Two projects garnering controversy during the Augusta Regional Transportation Study Policy Committee meeting on Thursday were met with different fates, as a plan to widen Hitchcock Parkway was delayed and a proposed Silver Bluff Road project was moved forward.
The vast majority of the crowd focused on urging the committee to reshape or even drop the proposal to expand Hitchcock Parkway, many stating the widening would do much more harm than good.
The proposal is to widen 4.8 miles of Hitchcock Parkway from Silver Bluff Road to Jefferson Davis Highway from two to four lanes to accommodate more traffic.
The project is about three decades in the making and is being designed by the S.C. Department of Transportation.
Several residents during Thursday's meeting repeated sentiments expressed at earlier public hearings, particularly concerns over cost and the actual need to implement the proposed changes.

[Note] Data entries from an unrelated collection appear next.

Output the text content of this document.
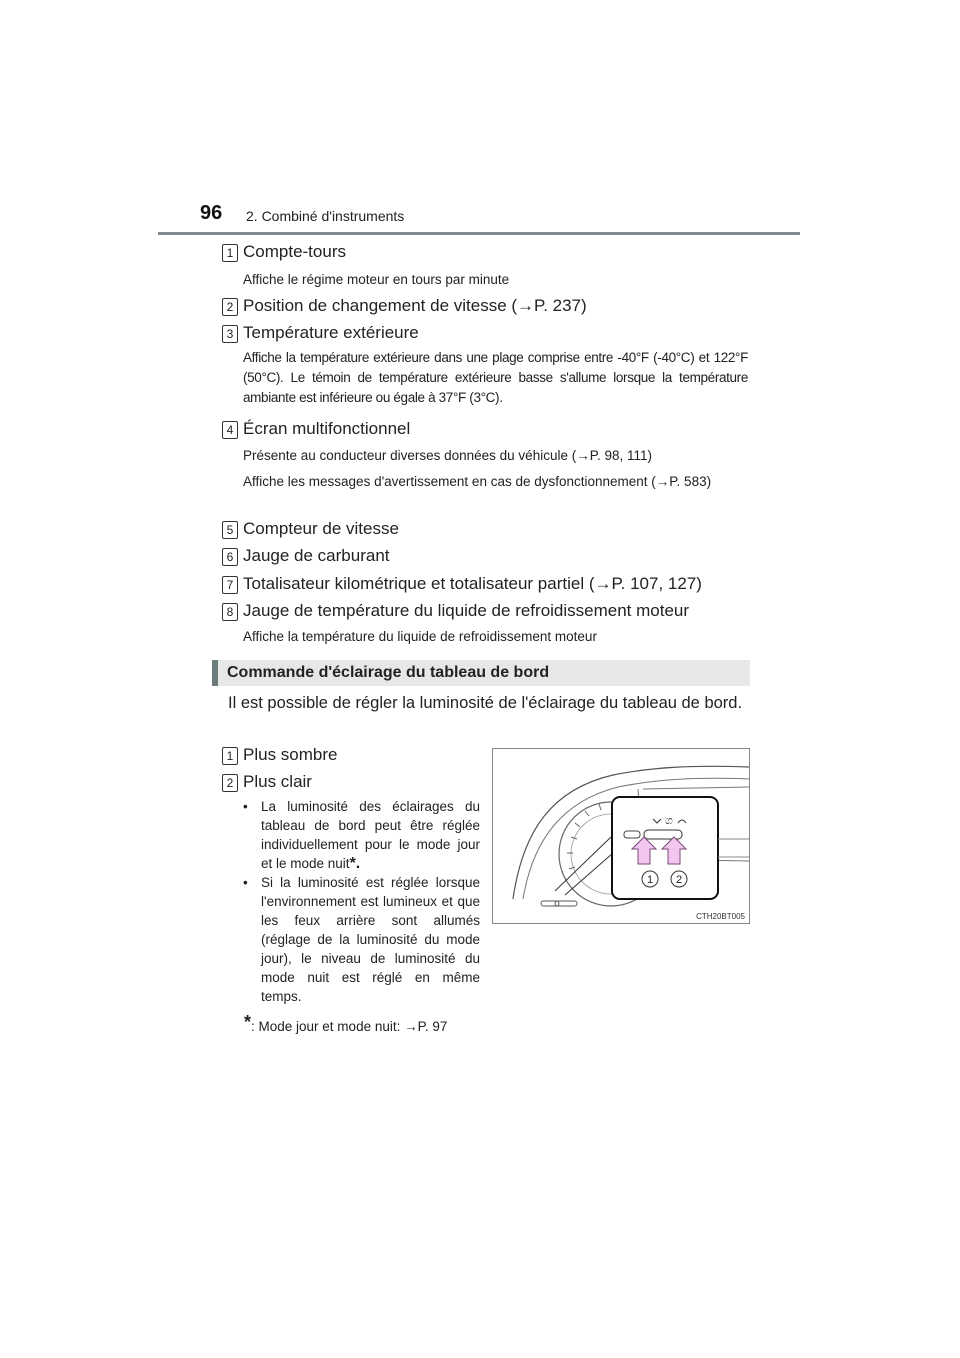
96 2. Combiné d'instruments
1 Compte-tours
Affiche le régime moteur en tours par minute
2 Position de changement de vitesse (→P. 237)
3 Température extérieure
Affiche la température extérieure dans une plage comprise entre -40°F (-40°C) et 122°F (50°C). Le témoin de température extérieure basse s'allume lorsque la température ambiante est inférieure ou égale à 37°F (3°C).
4 Écran multifonctionnel
Présente au conducteur diverses données du véhicule (→P. 98, 111)
Affiche les messages d'avertissement en cas de dysfonctionnement (→P. 583)
5 Compteur de vitesse
6 Jauge de carburant
7 Totalisateur kilométrique et totalisateur partiel (→P. 107, 127)
8 Jauge de température du liquide de refroidissement moteur
Affiche la température du liquide de refroidissement moteur
Commande d'éclairage du tableau de bord
Il est possible de régler la luminosité de l'éclairage du tableau de bord.
1 Plus sombre
2 Plus clair
• La luminosité des éclairages du tableau de bord peut être réglée individuellement pour le mode jour et le mode nuit*.
• Si la luminosité est réglée lorsque l'environnement est lumineux et que les feux arrière sont allumés (réglage de la luminosité du mode jour), le niveau de luminosité du mode nuit est réglé en même temps.
*: Mode jour et mode nuit: →P. 97
ග
1 2
CTH20BT005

Aiken resident Bob Gilbert described the project as “irresponsible” and said the idea of accommodating the road for more traffic was a “theory trumping reality.”
Mike Rubin, who owns property near the proposed changes, received applause from the approximately 65-person crowd after he told the committee it should focus on low-cost improvements instead of advancing the nearly $26.5 million project.
After hearing the backlash, ARTS Committee Chair Fred Cavanaugh, who also serves as Aiken mayor, stated that he would like to see members of Aiken City Council and Aiken County Council examine the Hitchcock Parkway issue and provide a specific directive to the committee.
The committee plans to reconvene for its regularly scheduled meeting on Aug. 1.
The decision to move the project forward must be approved by the committee, according to committee member and Aiken City Manager Richard Pierce.
He explained that an alternative plan is currently being developed by an engineering firm contracted by the City and he hoped a presentation could be made to the public soon concerning the other proposal.
However, it was noted that the alternative plan would likely also be capacity driven and involve four lanes, the same way the current SCDOT plan is designed.
SCDOT Project Manager Kevin Gantt said the project would help ease traffic flow through the parkway, which is expected to continually increase in the future.
Approximately 18,000 vehicles travel down Hitchcock Parkway daily, he said. The road is built for 16,000 vehicles a day, and it's projected that in less than two decades, that number will increase to about 28,000.
In other business, the committee decided to advance proposed corridor improvements to Silver Bluff Road on a 5-2 vote and agreed to increase the total budget for the project from $528,000 to $1.5 million.
Cavanaugh said the budget increased because SCDOT provided a new estimate after completing a full plan for construction.
Committee members C.H. Williams, mayor of Burnettown, and Noelle Shealy, a Burnettown town councilwoman, voted against the proposal.
The two committee members expressed concerns over the proposal because they felt that by increasing the budget and moving the proposal forward, it would delay the completion of another project, the widening of S.C. 126, a plan that would impact Burnettown.